Discussion in 'Trading' started by stephencrowley, May 11, 2005.

  1. I've recorded a full days worth of high frequency depth quotes from INET, ARCA and nasdaq level2.

    I've done some analysis and noticed there are consistently arbitrage opportunities between the various exchanges, however they are quite small. Usually between 0.001 and 0.003 and only last for 2 to 5 seconds.

    My question is, who takes advantage of these opportunities? Cheapest commission I an find is 0.005 cents/share. Even if I found an offer for 0.001 cents/share it would still be hard to make any money this way.

    Also, is it possible my data is simply skewed?
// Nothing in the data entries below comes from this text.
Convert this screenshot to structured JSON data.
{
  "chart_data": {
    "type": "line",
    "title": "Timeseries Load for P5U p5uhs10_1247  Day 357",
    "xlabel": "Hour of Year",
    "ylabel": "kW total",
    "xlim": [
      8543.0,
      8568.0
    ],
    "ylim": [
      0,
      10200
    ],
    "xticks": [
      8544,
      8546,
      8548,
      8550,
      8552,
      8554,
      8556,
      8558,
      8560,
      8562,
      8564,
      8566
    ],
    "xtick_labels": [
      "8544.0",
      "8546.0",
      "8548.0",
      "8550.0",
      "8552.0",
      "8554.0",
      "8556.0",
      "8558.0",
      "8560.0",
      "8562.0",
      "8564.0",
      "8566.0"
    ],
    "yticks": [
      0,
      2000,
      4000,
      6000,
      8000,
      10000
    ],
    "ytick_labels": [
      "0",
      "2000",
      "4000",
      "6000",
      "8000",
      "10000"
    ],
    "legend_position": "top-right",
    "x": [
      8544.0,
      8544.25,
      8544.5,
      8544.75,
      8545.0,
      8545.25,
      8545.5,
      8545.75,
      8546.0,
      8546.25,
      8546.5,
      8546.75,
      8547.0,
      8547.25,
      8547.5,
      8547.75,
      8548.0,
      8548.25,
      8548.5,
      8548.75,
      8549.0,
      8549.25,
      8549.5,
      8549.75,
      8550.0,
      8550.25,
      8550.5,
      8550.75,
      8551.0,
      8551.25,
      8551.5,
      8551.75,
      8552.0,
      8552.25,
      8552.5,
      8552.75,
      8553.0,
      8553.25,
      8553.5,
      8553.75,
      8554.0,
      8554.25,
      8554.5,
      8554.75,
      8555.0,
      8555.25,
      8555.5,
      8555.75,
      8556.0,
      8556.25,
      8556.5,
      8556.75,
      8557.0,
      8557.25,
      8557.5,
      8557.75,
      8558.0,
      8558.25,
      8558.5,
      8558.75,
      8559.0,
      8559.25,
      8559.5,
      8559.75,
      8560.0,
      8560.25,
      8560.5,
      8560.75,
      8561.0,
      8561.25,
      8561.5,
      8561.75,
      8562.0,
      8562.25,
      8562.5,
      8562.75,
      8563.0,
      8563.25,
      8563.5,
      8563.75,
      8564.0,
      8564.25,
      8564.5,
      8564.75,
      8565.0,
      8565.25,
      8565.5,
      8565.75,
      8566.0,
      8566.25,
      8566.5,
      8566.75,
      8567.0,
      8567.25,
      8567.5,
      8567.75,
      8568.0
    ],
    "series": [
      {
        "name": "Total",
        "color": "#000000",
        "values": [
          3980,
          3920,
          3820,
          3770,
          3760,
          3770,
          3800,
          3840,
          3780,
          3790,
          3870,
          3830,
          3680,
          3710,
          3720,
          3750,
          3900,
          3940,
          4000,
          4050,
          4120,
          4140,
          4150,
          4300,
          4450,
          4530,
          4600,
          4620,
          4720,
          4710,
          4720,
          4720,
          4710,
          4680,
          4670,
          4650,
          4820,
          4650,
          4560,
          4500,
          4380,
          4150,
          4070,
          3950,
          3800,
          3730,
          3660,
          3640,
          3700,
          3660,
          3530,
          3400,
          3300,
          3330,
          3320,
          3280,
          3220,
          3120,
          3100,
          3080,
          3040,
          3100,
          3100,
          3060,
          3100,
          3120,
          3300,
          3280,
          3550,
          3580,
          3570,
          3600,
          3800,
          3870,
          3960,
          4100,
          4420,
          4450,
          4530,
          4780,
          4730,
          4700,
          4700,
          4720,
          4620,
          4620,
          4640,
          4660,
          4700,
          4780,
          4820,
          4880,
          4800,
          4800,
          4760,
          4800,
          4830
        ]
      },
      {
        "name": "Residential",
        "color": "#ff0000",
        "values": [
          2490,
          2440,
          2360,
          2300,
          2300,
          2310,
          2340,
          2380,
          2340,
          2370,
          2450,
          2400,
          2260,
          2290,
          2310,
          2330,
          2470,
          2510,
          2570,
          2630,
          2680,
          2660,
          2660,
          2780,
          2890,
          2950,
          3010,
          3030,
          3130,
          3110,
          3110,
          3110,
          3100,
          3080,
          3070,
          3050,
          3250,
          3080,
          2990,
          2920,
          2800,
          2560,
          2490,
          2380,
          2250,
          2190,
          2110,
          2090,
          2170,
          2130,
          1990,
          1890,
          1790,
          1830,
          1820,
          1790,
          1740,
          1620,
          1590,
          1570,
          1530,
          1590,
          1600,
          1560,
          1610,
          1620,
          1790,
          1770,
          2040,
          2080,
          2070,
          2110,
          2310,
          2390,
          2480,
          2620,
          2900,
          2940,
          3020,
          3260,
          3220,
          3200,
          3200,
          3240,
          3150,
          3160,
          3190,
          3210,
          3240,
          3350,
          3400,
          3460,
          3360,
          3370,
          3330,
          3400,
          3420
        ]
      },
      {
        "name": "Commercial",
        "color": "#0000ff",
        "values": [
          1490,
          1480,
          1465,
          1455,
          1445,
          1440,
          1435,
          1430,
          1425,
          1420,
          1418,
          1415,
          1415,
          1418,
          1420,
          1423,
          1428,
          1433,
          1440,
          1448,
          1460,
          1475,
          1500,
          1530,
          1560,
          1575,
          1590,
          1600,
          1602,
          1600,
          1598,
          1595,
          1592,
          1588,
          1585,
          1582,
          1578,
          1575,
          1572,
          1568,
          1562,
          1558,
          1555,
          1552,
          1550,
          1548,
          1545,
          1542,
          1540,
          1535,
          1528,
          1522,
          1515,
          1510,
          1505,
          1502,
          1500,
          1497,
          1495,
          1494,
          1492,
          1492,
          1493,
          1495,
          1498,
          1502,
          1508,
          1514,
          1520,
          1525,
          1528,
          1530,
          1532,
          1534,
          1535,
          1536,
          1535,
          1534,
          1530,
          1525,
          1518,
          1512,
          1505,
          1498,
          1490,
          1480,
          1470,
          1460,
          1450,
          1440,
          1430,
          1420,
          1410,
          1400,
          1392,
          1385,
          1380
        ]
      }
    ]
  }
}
I timestamp the quotes when I receive them, the timestamp isn't coming from the broker so they might not actually be TRUE timestamps (if such a thing exists).

    Also, I assume the new SEC trade-throuh rule will completely eliminate this in the spring. true?

    Thoughts?
     
  2. My thoughts.

    If cost of doing business (comission) won't allow you to take advantage of the opportunity (as costs overrun opportunity) - then it's not arbitrage at all.

    Institutions have a concept with arbitrage, it must be a wide enough margin, for it to be worthwhile/truly probable.
     
  3. lescor

    lescor

    If it's on nyse stocks, be careful. Many daytraders cross the listed markets with ecn's when they know the specialist isn't going to print the price he's showing, usually as a result of seeing a large order come into the book.
     
  4. exactly, you might make 2c 20 times, and loose it all on one violent move
     
  5. Midas

    Midas

    That type of arb. used to work well between the ecn's and the nyse several years ago before everyone began to use them.

    Example: EMC was melting down and would gap a point at a time, often there was time to grab a few thousand shares from an ecn (seconds after he gapped the stock down) and immediately send an order to cover with the nyse. I made a great deal of money doing this in various stocks for a period of time (as did many of my fellow traders).

    Once everyone started to use the ecn's, these opportunities became few and far between.